Tim Cook recently commented that Apple now sells more Apple Watches than the entire Swiss watch industry combined. It should come as no surprise that technologically modern connected wearable computers will resound better with mainstream audiences as compared to collectible mechanical timepieces or luxury status symbols. With that said, I have written extensively that the pains of the luxury Swiss watch industry are not due to the market presence of smartwatches. But rather, the luxury watch industry has been experiencing deep systemic business structure and strategy problems for up to 15 years. Never having updated their distribution schemes to fully take into consideration globalization and the internet, and hungrily injecting large (and often unsold) volumes of ritzy timepieces to developing markets within mostly the BRIC nations (Brazil, Russia, India, and China) have in large part been more direct factors that contributed to the current depressed state of the watch industry.

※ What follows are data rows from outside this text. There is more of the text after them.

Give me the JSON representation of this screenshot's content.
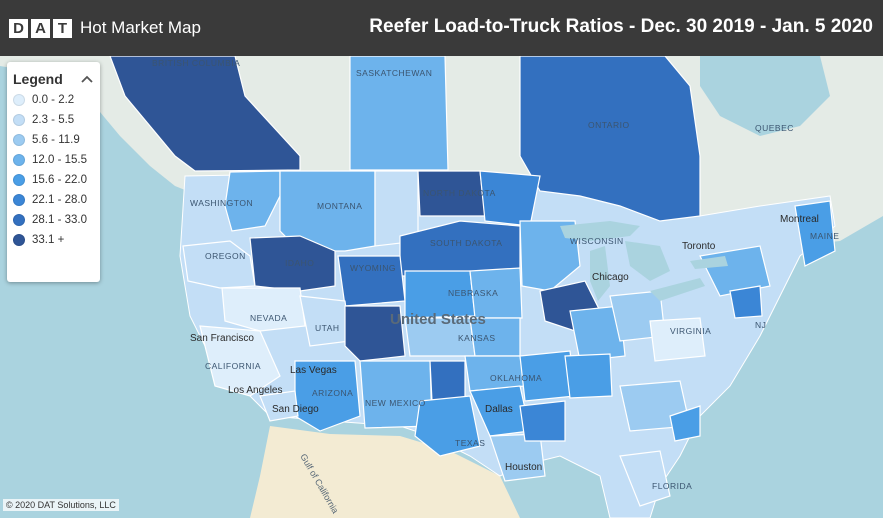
{
  "header": {
    "logo_letters": [
      "D",
      "A",
      "T"
    ],
    "app_title": "Hot Market Map",
    "map_title": "Reefer Load-to-Truck Ratios - Dec. 30 2019 - Jan. 5 2020"
  },
  "legend": {
    "title": "Legend",
    "items": [
      {
        "label": "0.0 - 2.2",
        "color": "#deeefb"
      },
      {
        "label": "2.3 - 5.5",
        "color": "#c3def6"
      },
      {
        "label": "5.6 - 11.9",
        "color": "#9ccbf1"
      },
      {
        "label": "12.0 - 15.5",
        "color": "#6db3ec"
      },
      {
        "label": "15.6 - 22.0",
        "color": "#4a9ee6"
      },
      {
        "label": "22.1 - 28.0",
        "color": "#3b86d6"
      },
      {
        "label": "28.1 - 33.0",
        "color": "#3370bf"
      },
      {
        "label": "33.1 +",
        "color": "#2f5596"
      }
    ]
  },
  "map_labels": {
    "regions": [
      "BRITISH COLUMBIA",
      "SASKATCHEWAN",
      "ONTARIO",
      "QUEBEC",
      "WASHINGTON",
      "MONTANA",
      "NORTH DAKOTA",
      "OREGON",
      "IDAHO",
      "WYOMING",
      "SOUTH DAKOTA",
      "NEVADA",
      "UTAH",
      "NEBRASKA",
      "KANSAS",
      "CALIFORNIA",
      "ARIZONA",
      "NEW MEXICO",
      "OKLAHOMA",
      "TEXAS",
      "FLORIDA",
      "MAINE",
      "WISCONSIN",
      "NJ",
      "VIRGINIA"
    ],
    "places": [
      "United States",
      "Chicago",
      "Montreal",
      "Toronto",
      "San Francisco",
      "Las Vegas",
      "Los Angeles",
      "San Diego",
      "Dallas",
      "Houston",
      "Gulf of California"
    ]
  },
  "copyright": "© 2020 DAT Solutions, LLC"
}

One of the most interesting ironies I mention to those who claim the woes of the watch industry are “smart” by design, is that some of the biggest selling wristwatches over the last few years have been quite dumb by comparison. Between Daniel Wellington, MVMT, and Filippo Loreti, inexpensive “fashion” watches mostly under $200 in price have outperformed comparatively superior timepieces from legacy brands in both Switzerland and Japan. Using paid social media marketing to send carefully tested messages along with high investments in pay-to-have-them-say internet celebrities, these grass roots efforts have beaten the Swiss watch industry at its own game – lifestyle marketing. While smartwatches are certainly taking a bite out of traditional watches retailing for a few hundred dollars or less, there hasn’t been much evidence to suggest that several thousand dollar-plus luxury watch sales are at all affected by smartwatches.
Shrinking Office Staffs
Industry dysfunction on the other hand is more to blame, and nowhere is the inability to manage a foreign market more obvious than in America for Switzerland’s great horological maisons. Perhaps the biggest problem facing the American luxury watch sales industry is the fact that Switzerland controls all operations and budgets. This almost universally translates into under-staffing and under-spending. In other words, the Swiss watch industry is woefully under-investing in the United States. Typical responses by industry leaders to this conundrum mention that the United States “is a challenging market.”